Genomics is quickly becoming integrated into our health-care systems, and uncovering diagnoses for many diseases that were previously genetic mysteries. However, current genomic databases despite being extremely valuable for research, often lack a diverse representation of ethnic groups from around the globe. The lack of diversity limits the ability of ethnic minorities to benefit from advances in healthcare. Genomic databases mostly contain data from individuals of European descent. As a result, those genome-catalogues do not represent the global population, but merely the ‘white’ Caucasian population.
Why is this important? To understand how diseases are influenced by our genes scientists must determine how often certain genetic variants occur in healthy people. If the variant is very common in the population, it is unlikely to be harmful; simply because disease genes are unlikely to be transmitted over generations. Collecting all this information determines what is ‘normal’ in a given population and which variants may cause complications.
Indeed, people from African and Asian ancestry are currently more likely than those of European ancestry to receive ambiguous genetic test results after genome sequencing, or be told that they have variants of unknown significance2. That lack of coverage means that that some populations are still being left behind on the road to precision medicine and geneticists will continue to miss important information about disease biology. For example, many African Americans are being misdiagnosed with a disease called Hypertrophic cardiomyopathy, an inherited heart condition that can cause sudden cardiac death. The reason is that those people were under-represented in the databases that were used for comparison. Variants that doctors thought caused the disease, and were regularly used to provide patients with positive diagnoses, were actually found to be common among healthy African Americans3 for whom these variants were normal. Patients were sent home with diagnoses of hypertrophic cardiomyopathy who didn’t actually have the disease. For others, healthcare providers are unable to provide them with a proper diagnosis, or prescribe unnecessary preventative treatments. Such situations happen often in minorities, a problematic situation because individuals from these groups often present with genetic conditions unique to their communities.
There are many reasons for this situation, some populations are easily bypassed. For example, people may have limited access to modern medical centers (like in rural areas), or decide not to contribute their samples to research due to cultural or historical reasons. Obviously, we must diversify genomic databases so that everyone can benefit equally from the genetic revolution.
To move the field forward, we at Shivom started a large-scale project in collaboration with local doctors and medical centers in the Punjab province in India to sequence population subgroups that are typically not showing up in the established genomics databases. The study cohort will primarily be composed of individuals from a remote rural area, from underprivileged/poor individuals in several urban regions (those that have no housing and/or medical support), and patients of several hospitals, e.g., with severe inborn diseases. The northern part of India has more than 220 ethnic groups living in very diverse topographies. The economic burden in dealing with health issues could be reduced by precision medicine, which could be achieved by use of detailed genetic information. The Shivom Project will lead to a new understanding of the different ethnic groups of Asia, a region with the highest diversity of ethnic groups, and which puts this part of India in a unique position for the mapping of the human genome.
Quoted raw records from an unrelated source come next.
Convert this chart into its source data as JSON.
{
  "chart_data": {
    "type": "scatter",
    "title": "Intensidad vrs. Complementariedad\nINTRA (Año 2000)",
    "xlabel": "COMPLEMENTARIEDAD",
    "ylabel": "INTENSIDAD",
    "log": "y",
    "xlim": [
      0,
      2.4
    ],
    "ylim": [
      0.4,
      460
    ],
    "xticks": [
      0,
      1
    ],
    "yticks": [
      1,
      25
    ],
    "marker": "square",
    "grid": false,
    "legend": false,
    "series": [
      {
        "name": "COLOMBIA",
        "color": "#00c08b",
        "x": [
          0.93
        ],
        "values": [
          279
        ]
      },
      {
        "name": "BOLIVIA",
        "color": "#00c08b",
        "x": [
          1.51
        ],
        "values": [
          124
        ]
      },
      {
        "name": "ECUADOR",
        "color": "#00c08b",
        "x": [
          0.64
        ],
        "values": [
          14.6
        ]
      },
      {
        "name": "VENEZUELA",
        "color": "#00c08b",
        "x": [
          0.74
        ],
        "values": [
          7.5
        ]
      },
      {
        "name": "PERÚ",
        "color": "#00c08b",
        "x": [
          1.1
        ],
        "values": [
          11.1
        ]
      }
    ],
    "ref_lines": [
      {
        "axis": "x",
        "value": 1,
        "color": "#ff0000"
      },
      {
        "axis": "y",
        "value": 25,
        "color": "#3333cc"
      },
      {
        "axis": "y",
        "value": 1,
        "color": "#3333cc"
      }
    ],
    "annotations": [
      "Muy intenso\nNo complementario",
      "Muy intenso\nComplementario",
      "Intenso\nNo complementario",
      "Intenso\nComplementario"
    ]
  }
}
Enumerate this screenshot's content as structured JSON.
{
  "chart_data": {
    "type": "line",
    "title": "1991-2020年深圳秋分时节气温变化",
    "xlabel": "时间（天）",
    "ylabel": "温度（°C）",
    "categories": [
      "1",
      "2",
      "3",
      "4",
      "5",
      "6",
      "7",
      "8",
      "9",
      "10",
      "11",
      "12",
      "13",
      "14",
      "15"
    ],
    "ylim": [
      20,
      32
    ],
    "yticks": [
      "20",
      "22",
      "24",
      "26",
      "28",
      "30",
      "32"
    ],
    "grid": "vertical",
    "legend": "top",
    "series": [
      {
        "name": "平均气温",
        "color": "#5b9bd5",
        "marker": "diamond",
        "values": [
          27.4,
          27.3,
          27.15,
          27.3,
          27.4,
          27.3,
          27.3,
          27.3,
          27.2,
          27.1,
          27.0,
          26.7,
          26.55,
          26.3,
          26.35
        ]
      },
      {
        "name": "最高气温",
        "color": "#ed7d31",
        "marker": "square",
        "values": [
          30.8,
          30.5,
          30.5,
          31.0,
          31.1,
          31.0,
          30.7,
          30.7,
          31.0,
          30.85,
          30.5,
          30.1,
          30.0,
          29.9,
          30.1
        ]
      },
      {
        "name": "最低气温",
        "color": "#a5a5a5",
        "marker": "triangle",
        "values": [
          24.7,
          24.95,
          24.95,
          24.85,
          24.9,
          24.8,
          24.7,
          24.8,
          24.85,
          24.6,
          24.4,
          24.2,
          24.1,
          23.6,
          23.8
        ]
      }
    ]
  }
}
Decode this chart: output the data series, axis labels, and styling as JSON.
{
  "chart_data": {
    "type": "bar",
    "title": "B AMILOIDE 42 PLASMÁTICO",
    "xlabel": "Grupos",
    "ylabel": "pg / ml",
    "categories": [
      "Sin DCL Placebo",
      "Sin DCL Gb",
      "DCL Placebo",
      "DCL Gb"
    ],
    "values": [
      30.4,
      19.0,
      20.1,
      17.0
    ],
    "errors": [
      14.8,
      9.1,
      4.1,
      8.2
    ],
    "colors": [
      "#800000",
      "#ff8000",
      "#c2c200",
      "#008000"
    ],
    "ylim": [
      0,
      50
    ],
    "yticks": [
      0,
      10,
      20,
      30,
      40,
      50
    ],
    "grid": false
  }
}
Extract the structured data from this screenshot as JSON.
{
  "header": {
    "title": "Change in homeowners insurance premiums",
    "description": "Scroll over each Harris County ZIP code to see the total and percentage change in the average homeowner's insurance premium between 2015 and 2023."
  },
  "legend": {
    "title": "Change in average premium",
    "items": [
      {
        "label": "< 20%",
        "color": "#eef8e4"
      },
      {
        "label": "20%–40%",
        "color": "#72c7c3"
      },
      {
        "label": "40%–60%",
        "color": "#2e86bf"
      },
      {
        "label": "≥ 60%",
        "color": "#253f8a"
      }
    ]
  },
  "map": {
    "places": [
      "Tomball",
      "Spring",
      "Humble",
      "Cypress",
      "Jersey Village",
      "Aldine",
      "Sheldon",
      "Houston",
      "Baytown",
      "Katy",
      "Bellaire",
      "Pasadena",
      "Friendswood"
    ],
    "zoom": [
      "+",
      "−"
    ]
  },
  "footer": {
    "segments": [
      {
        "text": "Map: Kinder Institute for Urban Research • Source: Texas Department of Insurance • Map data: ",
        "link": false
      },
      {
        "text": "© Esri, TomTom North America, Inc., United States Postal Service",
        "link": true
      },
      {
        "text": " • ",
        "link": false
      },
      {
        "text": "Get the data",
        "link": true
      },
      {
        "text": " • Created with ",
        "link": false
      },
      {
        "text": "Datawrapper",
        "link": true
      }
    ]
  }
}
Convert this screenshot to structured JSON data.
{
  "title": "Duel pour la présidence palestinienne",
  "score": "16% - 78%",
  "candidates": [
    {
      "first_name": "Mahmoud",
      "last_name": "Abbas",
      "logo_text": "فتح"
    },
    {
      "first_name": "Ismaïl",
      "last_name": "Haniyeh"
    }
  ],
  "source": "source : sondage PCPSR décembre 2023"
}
Getting reliable genomics and phenotypic/peripheral health data from low-income countries will dramatically change health outcomes and prepares the global community to deal with neglected diseases and even disease outbreaks. Acquiring large amounts of genomic data from patients and healthy people in Africa, Asia, the Middle East and other regions will become increasingly vital to correctly assess and annotate disease variants. Long-term, all human groups need to be well presented in genomic databases.
Together, by sharing underrepresented anonymized genomic information, we are making genome sequencing more useful and actionable for researchers and healthcare professionals — to benefit all people, all over the world.
— By Dr.Axel Schumacher(CEO of Project SHIVOM)
1. Popejoy, A. B. & Fullerton, S. M. Genomics is failing on diversity. Nature 538, 161–164 (2016).
2. Petrovski, S. et al. Unequal representation of genetic variation across ancestry groups creates healthcare inequality in the application of precision medicine. Genome Biol. 17, 157 (2016).
3. Manrai, A. K. et al. Genetic Misdiagnoses and the Potential for Health Disparities. N. Engl. J. Med. 375, 655–665 (2016).